Age Contribution Grant Growth at 5%* Ending value
9 10,000.00 10,000.00   20,000.00
10 1,000.00 1,000.00 1,000.00 23,000.00
11 1,000.00 1,000.00 1,150.00 26,150.00
12 1,000.00 1,000.00 1,307.50 29,457.50
13 1,000.00 1,000.00 1,472.88 32,930.38
14 1,000.00 1,000.00 1,646.52 36,576.89
15 1,000.00 1,000.00 1,828.84 40,405.74
16 1,000.00 1,000.00 2,020.29 44,426.03
17 1,000.00 1,000.00 2,221.30 48,647.33
18 1,000.00 1,000.00 2,432.37 53,079.69
19 1,500.00 3,500.00 2,653.98 60,733.68
20 1,500.00 3,500.00 3,036.68 68,770.36
21 1,500.00 3,500.00 3,438.52 77,208.88
22 1,500.00 3,500.00 3,860.44 86,069.32
23 1,500.00 3,500.00 4,303.47 95,372.79
24 1,500.00 3,500.00 4,768.64 105,141.43
25 1,500.00 3,500.00 5,257.07 115,398.50
26 1,500.00 3,500.00 5,769.93 126,168.43
27 1,500.00 3,500.00 6,308.42 137,476.85
28 1,500.00 3,500.00 6,873.84 149,350.69
29 1,500.00 3,500.00 7,467.53 161,818.22
30 1,500.00 3,500.00 8,090.91 174,909.13
31 1,500.00 3,500.00 8,745.46 188,654.59
32 1,500.00 3,500.00 9,432.73 203,087.32
33 750 2,000.00 10,154.37 215,991.69
34     10,799.58 226,791.27
35     11,339.56 238,130.84
36     11,906.54 250,037.38
37     12,501.87 262,539.25
38     13,126.96 275,666.21
39     13,783.31 289,449.52
40     14,472.48 303,921.99
41     15,196.10 319,118.09
42     15,955.90 335,074.00
43     16,753.70 351,827.70
44     17,591.38 369,419.08
45     18,470.95 387,890.04
46     19,394.50 407,284.54
47     20,364.23 427,648.77
48     21,382.44 449,031.21
49     22,451.56 471,482.77
50     23,574.14 495,056.90
51     24,752.85 519,809.75
52     25,990.49 545,800.24
53     27,290.01 573,090.25
54     28,654.51 601,744.76
55     30,087.24 631,832.00
56     31,591.60 663,423.60
57     33,171.18 696,594.78
58     34,829.74 731,424.52
59     36,571.23 767,995.74
  40,750.00 70,000.00    

The bottom line

The RDSP is a powerful tool designed specifically to help individuals with disabilities and their families secure long-term financial peace of mind. Navigating the lifelong costs associated with a disability can be daunting, but the RDSP acts as a robust financial anchor. A modest personal contribution can, over several decades, blossom into a six-figure safety net, ensuring that the beneficiary has the resources they need for a dignified and secure future.

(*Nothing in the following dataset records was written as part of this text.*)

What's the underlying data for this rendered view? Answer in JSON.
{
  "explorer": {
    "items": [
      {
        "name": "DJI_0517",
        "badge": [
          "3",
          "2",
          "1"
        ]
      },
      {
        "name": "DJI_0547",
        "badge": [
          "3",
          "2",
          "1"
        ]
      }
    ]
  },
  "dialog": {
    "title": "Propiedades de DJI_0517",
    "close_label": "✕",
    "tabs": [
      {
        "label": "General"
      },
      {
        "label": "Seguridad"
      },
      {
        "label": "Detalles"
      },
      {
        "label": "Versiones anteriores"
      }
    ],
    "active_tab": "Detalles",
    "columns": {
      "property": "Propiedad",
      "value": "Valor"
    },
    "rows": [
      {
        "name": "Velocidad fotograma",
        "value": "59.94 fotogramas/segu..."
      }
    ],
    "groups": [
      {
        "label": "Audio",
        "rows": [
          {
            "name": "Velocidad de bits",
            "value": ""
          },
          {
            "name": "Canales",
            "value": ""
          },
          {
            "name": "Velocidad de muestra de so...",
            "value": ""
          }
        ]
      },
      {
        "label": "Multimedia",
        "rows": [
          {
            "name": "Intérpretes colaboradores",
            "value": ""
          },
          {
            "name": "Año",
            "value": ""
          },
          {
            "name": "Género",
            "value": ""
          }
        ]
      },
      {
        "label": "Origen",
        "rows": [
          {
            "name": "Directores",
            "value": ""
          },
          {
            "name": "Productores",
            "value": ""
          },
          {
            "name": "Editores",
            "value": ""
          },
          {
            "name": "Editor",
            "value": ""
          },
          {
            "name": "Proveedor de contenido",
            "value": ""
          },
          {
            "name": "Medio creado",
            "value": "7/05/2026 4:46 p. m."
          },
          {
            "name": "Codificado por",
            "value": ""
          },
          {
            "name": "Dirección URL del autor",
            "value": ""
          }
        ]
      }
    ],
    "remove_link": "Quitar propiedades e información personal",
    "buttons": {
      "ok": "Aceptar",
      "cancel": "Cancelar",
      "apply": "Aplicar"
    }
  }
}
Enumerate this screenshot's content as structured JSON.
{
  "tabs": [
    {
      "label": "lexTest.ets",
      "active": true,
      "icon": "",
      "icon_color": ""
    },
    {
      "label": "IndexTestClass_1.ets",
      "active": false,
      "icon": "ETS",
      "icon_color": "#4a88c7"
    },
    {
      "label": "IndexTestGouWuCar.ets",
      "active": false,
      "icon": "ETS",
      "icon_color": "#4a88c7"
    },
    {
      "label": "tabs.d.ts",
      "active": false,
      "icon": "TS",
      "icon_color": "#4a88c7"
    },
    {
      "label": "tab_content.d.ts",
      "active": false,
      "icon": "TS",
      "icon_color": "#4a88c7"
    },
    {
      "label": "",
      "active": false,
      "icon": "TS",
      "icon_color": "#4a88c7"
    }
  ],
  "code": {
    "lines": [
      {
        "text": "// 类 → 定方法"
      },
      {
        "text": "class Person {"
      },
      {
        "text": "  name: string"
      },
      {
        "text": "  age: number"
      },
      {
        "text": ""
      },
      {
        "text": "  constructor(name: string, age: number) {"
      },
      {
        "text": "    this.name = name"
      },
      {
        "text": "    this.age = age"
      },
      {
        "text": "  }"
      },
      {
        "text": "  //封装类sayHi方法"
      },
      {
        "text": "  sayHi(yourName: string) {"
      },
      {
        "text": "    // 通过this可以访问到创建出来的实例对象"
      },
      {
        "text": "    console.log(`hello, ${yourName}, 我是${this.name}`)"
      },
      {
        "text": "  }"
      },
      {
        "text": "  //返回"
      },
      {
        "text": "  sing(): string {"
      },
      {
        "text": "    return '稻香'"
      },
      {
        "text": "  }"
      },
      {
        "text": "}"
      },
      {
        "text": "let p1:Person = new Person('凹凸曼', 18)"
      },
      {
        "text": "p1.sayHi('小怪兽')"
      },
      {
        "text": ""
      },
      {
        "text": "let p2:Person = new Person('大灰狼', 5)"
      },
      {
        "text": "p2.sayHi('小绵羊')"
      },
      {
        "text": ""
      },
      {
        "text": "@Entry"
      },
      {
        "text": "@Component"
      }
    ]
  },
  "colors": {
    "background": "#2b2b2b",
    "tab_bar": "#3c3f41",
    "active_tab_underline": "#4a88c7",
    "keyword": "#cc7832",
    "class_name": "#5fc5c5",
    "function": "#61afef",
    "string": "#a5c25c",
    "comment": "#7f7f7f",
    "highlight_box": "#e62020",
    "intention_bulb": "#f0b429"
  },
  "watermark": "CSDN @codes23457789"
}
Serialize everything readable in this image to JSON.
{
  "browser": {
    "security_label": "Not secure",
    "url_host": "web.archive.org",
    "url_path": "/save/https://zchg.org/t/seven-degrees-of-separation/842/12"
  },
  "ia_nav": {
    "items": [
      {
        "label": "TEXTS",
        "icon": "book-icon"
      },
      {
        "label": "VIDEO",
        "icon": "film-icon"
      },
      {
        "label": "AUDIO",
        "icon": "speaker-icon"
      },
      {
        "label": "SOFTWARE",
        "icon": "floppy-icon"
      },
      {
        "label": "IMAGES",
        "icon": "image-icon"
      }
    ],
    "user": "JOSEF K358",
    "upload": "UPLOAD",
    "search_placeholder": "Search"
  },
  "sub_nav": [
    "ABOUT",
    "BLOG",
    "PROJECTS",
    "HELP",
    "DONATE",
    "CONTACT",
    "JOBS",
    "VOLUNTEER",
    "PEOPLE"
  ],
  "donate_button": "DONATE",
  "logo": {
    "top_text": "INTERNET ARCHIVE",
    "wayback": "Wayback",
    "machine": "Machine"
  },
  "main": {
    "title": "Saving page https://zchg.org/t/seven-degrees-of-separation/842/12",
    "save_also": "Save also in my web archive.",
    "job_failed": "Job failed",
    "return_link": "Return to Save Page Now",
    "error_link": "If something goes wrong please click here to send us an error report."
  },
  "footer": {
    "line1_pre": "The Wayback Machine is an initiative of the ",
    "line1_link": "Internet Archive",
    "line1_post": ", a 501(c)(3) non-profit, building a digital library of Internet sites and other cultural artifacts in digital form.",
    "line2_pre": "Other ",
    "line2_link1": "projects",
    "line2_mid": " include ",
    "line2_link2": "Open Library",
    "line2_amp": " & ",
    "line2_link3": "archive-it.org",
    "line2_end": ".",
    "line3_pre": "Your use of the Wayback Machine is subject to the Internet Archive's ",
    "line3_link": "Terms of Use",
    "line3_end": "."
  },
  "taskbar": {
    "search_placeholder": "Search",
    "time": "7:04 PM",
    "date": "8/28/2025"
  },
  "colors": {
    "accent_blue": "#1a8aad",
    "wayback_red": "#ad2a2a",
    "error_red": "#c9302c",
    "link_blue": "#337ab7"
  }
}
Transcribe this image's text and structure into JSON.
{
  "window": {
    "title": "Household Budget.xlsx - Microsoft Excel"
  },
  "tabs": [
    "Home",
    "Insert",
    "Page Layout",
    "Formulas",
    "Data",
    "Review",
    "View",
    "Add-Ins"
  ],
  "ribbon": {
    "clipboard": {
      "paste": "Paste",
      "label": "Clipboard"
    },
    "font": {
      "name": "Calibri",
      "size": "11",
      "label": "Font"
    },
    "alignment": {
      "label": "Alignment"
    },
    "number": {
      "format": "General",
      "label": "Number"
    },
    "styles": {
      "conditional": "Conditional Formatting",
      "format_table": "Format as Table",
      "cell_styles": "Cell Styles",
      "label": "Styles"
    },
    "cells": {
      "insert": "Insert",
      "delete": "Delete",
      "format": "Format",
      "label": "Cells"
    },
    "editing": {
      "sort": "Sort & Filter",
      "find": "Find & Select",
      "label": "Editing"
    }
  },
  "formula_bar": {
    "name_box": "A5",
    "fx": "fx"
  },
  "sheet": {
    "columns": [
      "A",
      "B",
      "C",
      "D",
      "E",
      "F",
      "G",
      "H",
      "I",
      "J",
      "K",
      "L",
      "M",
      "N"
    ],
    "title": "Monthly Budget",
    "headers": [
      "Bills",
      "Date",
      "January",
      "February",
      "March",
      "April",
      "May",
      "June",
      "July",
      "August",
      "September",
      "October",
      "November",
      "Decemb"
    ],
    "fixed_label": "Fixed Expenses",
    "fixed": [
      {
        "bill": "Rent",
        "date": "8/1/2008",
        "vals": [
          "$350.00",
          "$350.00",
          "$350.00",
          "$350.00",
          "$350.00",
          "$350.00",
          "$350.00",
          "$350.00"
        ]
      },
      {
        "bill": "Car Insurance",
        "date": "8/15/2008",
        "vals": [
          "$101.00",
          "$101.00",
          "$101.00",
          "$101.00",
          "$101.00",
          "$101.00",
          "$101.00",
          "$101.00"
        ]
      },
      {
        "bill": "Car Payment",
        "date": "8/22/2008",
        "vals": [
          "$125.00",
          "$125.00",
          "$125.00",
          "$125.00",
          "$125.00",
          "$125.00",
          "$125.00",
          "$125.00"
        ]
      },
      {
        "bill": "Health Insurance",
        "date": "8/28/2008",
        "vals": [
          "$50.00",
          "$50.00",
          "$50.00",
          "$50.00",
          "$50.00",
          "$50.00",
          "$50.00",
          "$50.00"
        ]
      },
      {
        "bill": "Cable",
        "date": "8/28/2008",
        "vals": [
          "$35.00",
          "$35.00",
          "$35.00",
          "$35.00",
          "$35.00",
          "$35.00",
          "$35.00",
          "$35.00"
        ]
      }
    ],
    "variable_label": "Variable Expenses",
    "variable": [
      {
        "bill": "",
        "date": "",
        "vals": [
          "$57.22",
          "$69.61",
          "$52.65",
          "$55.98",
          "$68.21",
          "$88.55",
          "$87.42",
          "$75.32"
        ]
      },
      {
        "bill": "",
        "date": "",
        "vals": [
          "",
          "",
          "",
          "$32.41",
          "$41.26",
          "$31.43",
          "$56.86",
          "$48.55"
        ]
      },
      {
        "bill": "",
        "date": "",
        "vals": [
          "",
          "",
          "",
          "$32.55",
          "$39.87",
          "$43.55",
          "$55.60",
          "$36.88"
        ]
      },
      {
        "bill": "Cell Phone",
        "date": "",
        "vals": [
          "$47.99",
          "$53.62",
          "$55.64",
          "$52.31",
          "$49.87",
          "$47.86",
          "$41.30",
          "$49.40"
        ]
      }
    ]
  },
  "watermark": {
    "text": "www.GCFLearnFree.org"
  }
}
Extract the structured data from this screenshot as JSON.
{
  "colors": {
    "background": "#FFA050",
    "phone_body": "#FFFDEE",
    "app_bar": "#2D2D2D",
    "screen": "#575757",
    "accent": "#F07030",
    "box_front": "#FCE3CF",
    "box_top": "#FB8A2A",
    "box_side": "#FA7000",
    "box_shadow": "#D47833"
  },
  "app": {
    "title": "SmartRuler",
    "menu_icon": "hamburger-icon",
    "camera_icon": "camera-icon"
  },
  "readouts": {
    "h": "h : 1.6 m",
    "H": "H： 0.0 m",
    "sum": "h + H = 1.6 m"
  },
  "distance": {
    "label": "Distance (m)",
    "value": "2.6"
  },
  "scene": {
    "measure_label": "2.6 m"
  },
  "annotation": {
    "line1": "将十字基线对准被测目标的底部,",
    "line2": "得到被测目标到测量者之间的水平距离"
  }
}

While this article focused on establishing an RDSP, it’s also important to understand the withdrawal process. To learn more regarding RDSP withdrawal planning, please refer to this article. Additional information is also available in the ATB Wealth RDSP Guide.

References

1 The ability for a “qualifying family member” (QFM) to open a plan under these rules applies as of June 29, 2012, and ends on December 31, 2026

*This table is for illustrative purposes only and does not represent guaranteed future values or the performance of any specific investment.